Let's write two more transformations for the "extract" and "load" steps. In this example, we'll generate the data from
scratch, and we'll use stdout to "simulate" data-persistence.
.. code-block:: python
def extract():
yield 'foo'
yield 'bar'
yield 'baz'
def load(x):
print(x)
Bonobo makes no difference between generators (yielding functions) and regular functions. It will, in all cases, iterate
on things returned, and a normal function will just be seen as a generator that yields only once.
.. note::
Once again, you should use the builtin :func:`print` directly instead of this `load()` function.
Create a transformation graph
:::::::::::::::::::::::::::::
Amongst other features, Bonobo will mostly help you there with the following:
* Execute the transformations in independent threads
* Pass the outputs of one thread to other(s) thread(s) inputs.
To do this, it needs to know what data-flow you want to achieve, and you'll use a :class:`bonobo.Graph` to describe it.
.. code-block:: python
import bonobo
graph = bonobo.Graph(extract, transform, load)
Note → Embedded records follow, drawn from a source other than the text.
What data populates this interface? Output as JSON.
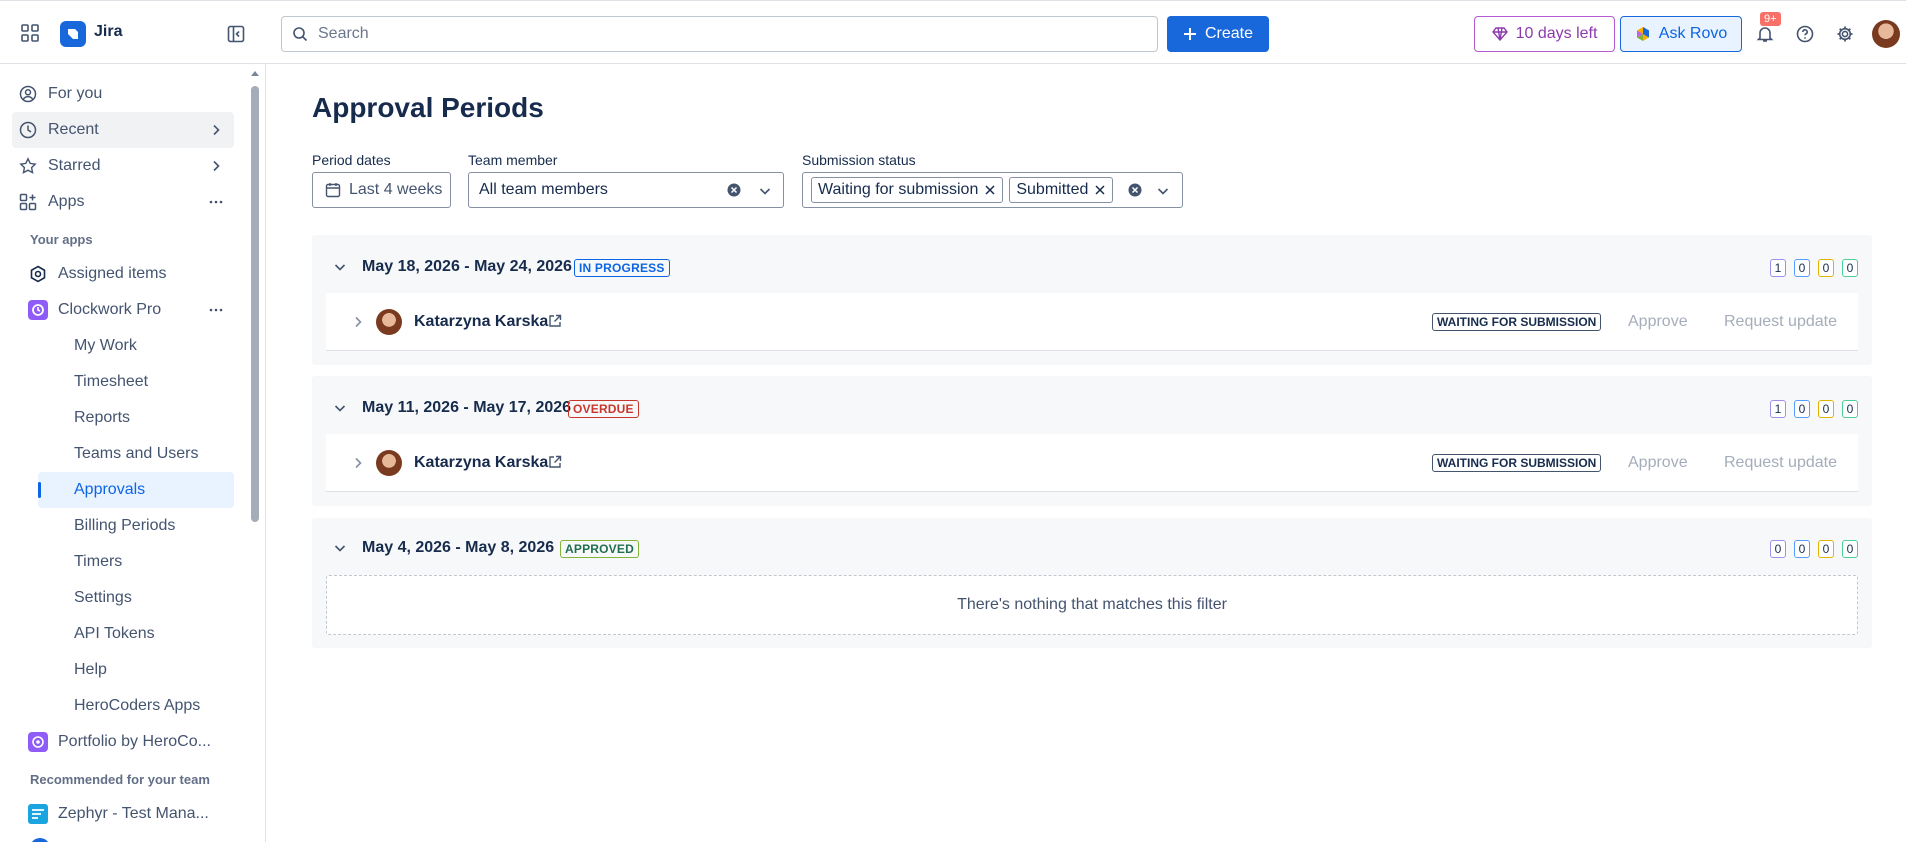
{
  "topbar": {
    "product": "Jira",
    "search_placeholder": "Search",
    "create_label": "Create",
    "trial_label": "10 days left",
    "rovo_label": "Ask Rovo",
    "notifications_badge": "9+"
  },
  "sidebar": {
    "top_items": [
      {
        "label": "For you",
        "icon": "user-circle-icon"
      },
      {
        "label": "Recent",
        "icon": "clock-icon"
      },
      {
        "label": "Starred",
        "icon": "star-icon"
      },
      {
        "label": "Apps",
        "icon": "apps-icon"
      }
    ],
    "your_apps_heading": "Your apps",
    "assigned_items": "Assigned items",
    "clockwork": "Clockwork Pro",
    "clockwork_items": [
      "My Work",
      "Timesheet",
      "Reports",
      "Teams and Users",
      "Approvals",
      "Billing Periods",
      "Timers",
      "Settings",
      "API Tokens",
      "Help",
      "HeroCoders Apps"
    ],
    "active_item": "Approvals",
    "portfolio": "Portfolio by HeroCo...",
    "recommended_heading": "Recommended for your team",
    "zephyr": "Zephyr - Test Mana..."
  },
  "main": {
    "title": "Approval Periods",
    "filters": {
      "period_label": "Period dates",
      "period_value": "Last 4 weeks",
      "member_label": "Team member",
      "member_value": "All team members",
      "status_label": "Submission status",
      "status_chips": [
        "Waiting for submission",
        "Submitted"
      ]
    },
    "periods": [
      {
        "range": "May 18, 2026 - May 24, 2026",
        "status": "IN PROGRESS",
        "counts": [
          "1",
          "0",
          "0",
          "0"
        ],
        "rows": [
          {
            "name": "Katarzyna Karska",
            "status": "WAITING FOR SUBMISSION",
            "approve": "Approve",
            "request": "Request update"
          }
        ]
      },
      {
        "range": "May 11, 2026 - May 17, 2026",
        "status": "OVERDUE",
        "counts": [
          "1",
          "0",
          "0",
          "0"
        ],
        "rows": [
          {
            "name": "Katarzyna Karska",
            "status": "WAITING FOR SUBMISSION",
            "approve": "Approve",
            "request": "Request update"
          }
        ]
      },
      {
        "range": "May 4, 2026 - May 8, 2026",
        "status": "APPROVED",
        "counts": [
          "0",
          "0",
          "0",
          "0"
        ],
        "empty": "There's nothing that matches this filter"
      }
    ]
  },
  "colors": {
    "accent": "#1868db",
    "inprogress": "#0c66e4",
    "overdue": "#c9372c",
    "approved": "#216e4e",
    "count_purple": "#9f8fef",
    "count_blue": "#579dff",
    "count_orange": "#e2b203",
    "count_green": "#4bce97"
  }
}
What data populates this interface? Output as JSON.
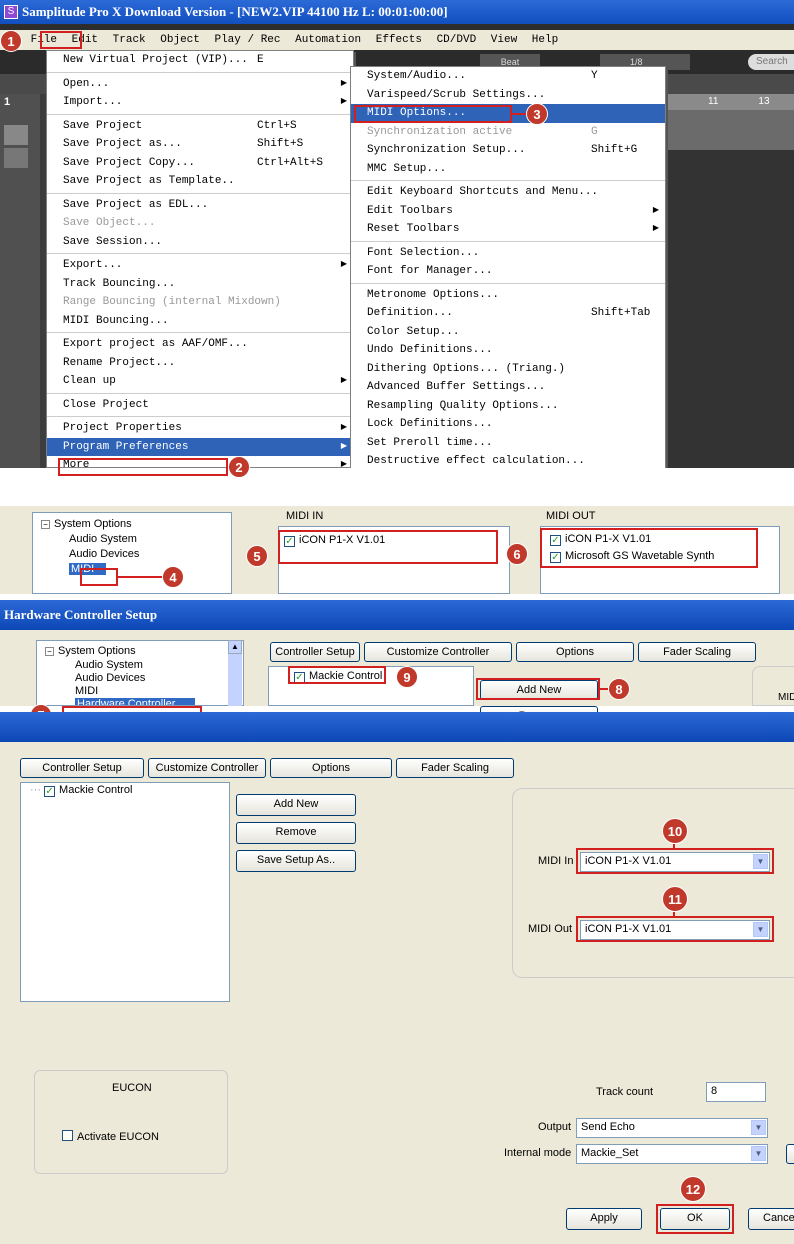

if __name__ == '__main__':
bonobo.run(graph)
.. graphviz::
digraph {
rankdir = LR;
stylesheet = "../_static/graphs.css";
BEGIN [shape="point"];
BEGIN -> "extract" -> "transform" -> "load";
}
.. note::
The `if __name__ == '__main__':` section is not required, unless you want to run it directly using the python
interpreter.
Execute the job
:::::::::::::::
Save `tutorial/main.py` and execute your transformation again:
.. code-block:: shell-session
$ bonobo run tutorial
This example is available in :mod:`bonobo.examples.tutorials.tut01e01`, and you can also run it as a module:
.. code-block:: shell-session
$ bonobo run -m bonobo.examples.tutorials.tut01e01
Rewrite it using builtins
:::::::::::::::::::::::::
There is a much simpler way to describe an equivalent graph:
.. literalinclude:: ../../bonobo/examples/tutorials/tut01e02.py
:language: python
The `extract()` generator has been replaced by a list, as Bonobo will interpret non-callable iterables as a no-input
generator.
This example is also available in :mod:`bonobo.examples.tutorials.tut01e02`, and you can also run it as a module:
.. code-block:: shell-session
$ bonobo run -m bonobo.examples.tutorials.tut01e02
You can now jump to the next part (:doc:`tut02`), or read a small summary of concepts and definitions introduced here
below.
Takeaways
:::::::::
① The :class:`bonobo.Graph` class is used to represent a data-processing pipeline.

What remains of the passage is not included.